Parteciperà anche Messina al #nodeliberyday la manifestazione lanciata in tutta Italia dai riders per chiedere alle grandi piattaforme online e via app di consegna a domicilio un trattamento dignitoso. Durante la giornata di sciopero, indetto per venerdì, la richiesta è di non ordinare a domicilio attraverso le applicazioni. 

"Chi siamo? Siamo Rider, ovvero fattorini. Cosa facciamo? Portiamo il cibo a casa di chi ha fame, a cena e a pranzo, tutti i giorni. Perché si parla di noi? Siamo uno dei pochi soggetti che si possono muovere durante la pandemia ma esistiamo già da prima e esisteremo anche dopo.Siamo chiamati attraverso le varie piattaforme che si trovano in ogni smartphone: sono Deliveroo, Glovo, Just Eat, Uber Eats. Andiamo in giro per la città con i nostri mezzi, in bici, in motorino, in macchina e qualcuno in monopattino. C’è chi lo fa da molto tempo, e chi ha iniziato soprattutto in questo periodo in cui le richieste sono aumentate. E probabilmente resteranno a farlo in molti, visto la situazione di crisi economica che si prospetta ma che a Messina esiste già da tempo", scrivono i sindacati Cgil, UilTuCS e Riders Union Messina

"Se non lo sapessi, siamo pagati a cottimo, ovvero, per il prezzo della consegna, che viene però deciso dalla piattaforma, che decide anche come e quando consegnare. Insomma come se fossimo dipendenti dell’azienda, ma senza avere i diritti e le tutele di dipendenti: non abbiamo ferie, riposo in caso di malattia, non abbiamo un piano che preveda il nostro impiego certo e a lungo termine, continuano. 

"Chiediamo di essere trattati come ogni lavoratore. Tra di noi ci sono padri e madri di famiglia, studenti e non, ognuno con la nostra dignità. Chiediamo di essere rappresentati giustamente, di poter esprimere le nostre esigenze come gruppo e come individui. Chiediamo che ogni tipo di lavoro emerga e venga rappresentato e rispettato degnamente. Vogliamo che sia riconosciuta l'importanza che abbiamo avuto nei giorni di pandemia e l’importanza che possiamo continuare ad avere in futuro", spiegano ancora. 

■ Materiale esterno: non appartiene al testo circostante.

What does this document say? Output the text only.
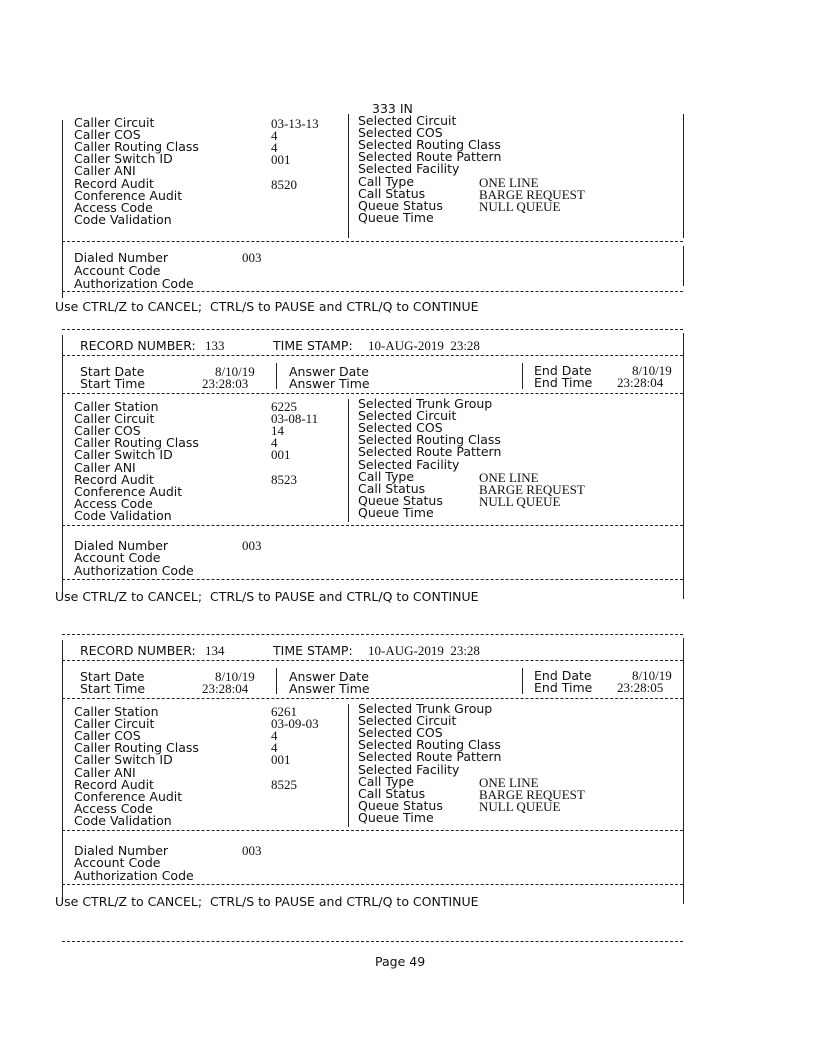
333 IN
Caller Circuit	03-13-13
Caller COS	4
Caller Routing Class	4
Caller Switch ID	001
Caller ANI
Record Audit	8520
Conference Audit
Access Code
Code Validation
Selected Circuit
Selected COS
Selected Routing Class
Selected Route Pattern
Selected Facility
Call Type	ONE LINE
Call Status	BARGE REQUEST
Queue Status	NULL QUEUE
Queue Time
Dialed Number	003
Account Code
Authorization Code
Use CTRL/Z to CANCEL;  CTRL/S to PAUSE and CTRL/Q to CONTINUE
RECORD NUMBER: 133	TIME STAMP: 10-AUG-2019  23:28
Start Date	8/10/19
Start Time	23:28:03
Answer Date
Answer Time
End Date	8/10/19
End Time 23:28:04
Caller Station	6225
Caller Circuit	03-08-11
Caller COS	14
Caller Routing Class	4
Caller Switch ID	001
Caller ANI
Record Audit	8523
Conference Audit
Access Code
Code Validation
Selected Trunk Group
Selected Circuit
Selected COS
Selected Routing Class
Selected Route Pattern
Selected Facility
Call Type	ONE LINE
Call Status	BARGE REQUEST
Queue Status	NULL QUEUE
Queue Time
Dialed Number	003
Account Code
Authorization Code
Use CTRL/Z to CANCEL;  CTRL/S to PAUSE and CTRL/Q to CONTINUE
RECORD NUMBER: 134	TIME STAMP: 10-AUG-2019  23:28
Start Date	8/10/19
Start Time	23:28:04
Answer Date
Answer Time
End Date	8/10/19
End Time 23:28:05
Caller Station	6261
Caller Circuit	03-09-03
Caller COS	4
Caller Routing Class	4
Caller Switch ID	001
Caller ANI
Record Audit	8525
Conference Audit
Access Code
Code Validation
Selected Trunk Group
Selected Circuit
Selected COS
Selected Routing Class
Selected Route Pattern
Selected Facility
Call Type	ONE LINE
Call Status	BARGE REQUEST
Queue Status	NULL QUEUE
Queue Time
Dialed Number	003
Account Code
Authorization Code
Use CTRL/Z to CANCEL;  CTRL/S to PAUSE and CTRL/Q to CONTINUE
Page 49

"Lo scorso 25 febbraio una partecipatissima assemblea delle lavoratrici e dei lavoratori della rete RiderXiDiritti, che ha coinvolto centinaia di rider da più di 30 città italiane , ha proclamato per il 26 marzo il blocco del servizio di food delivery in tutto il paese", si legge ancora. 

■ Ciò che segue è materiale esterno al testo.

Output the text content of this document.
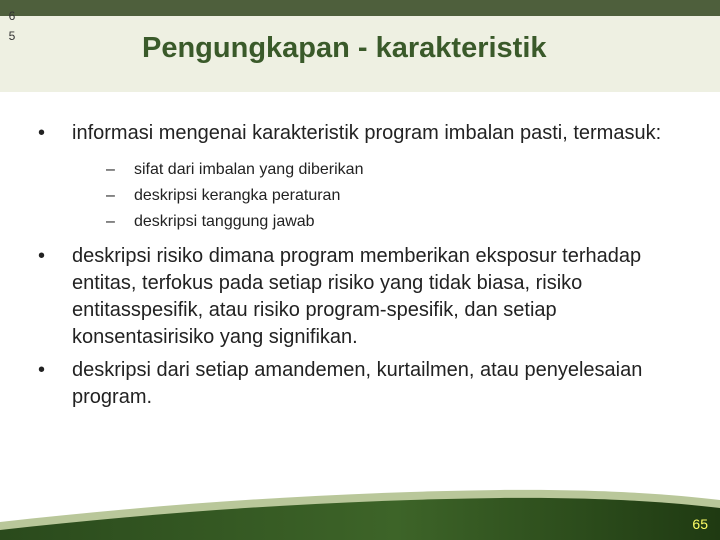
65	Pengungkapan - karakteristik
•	informasi mengenai karakteristik program imbalan pasti, termasuk:
– sifat dari imbalan yang diberikan
– deskripsi kerangka peraturan
– deskripsi tanggung jawab
•	deskripsi risiko dimana program memberikan eksposur terhadap entitas, terfokus pada setiap risiko yang tidak biasa, risiko entitasspesifik, atau risiko program-spesifik, dan setiap konsentasirisiko yang signifikan.
•	deskripsi dari setiap amandemen, kurtailmen, atau penyelesaian program.
65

Da qui la richiesta di rinunciare alle consegne a domicilio per un giorno. "L’invito è esteso alla condivisione degli hashtag del blocco del consumo, e promuoverne la diffusione attraverso i social, affinché i messaggi del #NODELIVERYDAY possano diffondersi facilmente nelle case di tutti gli italiani. #rights4riders #peoplebeforeprofits #il26nonordino #boycottapp", concludono.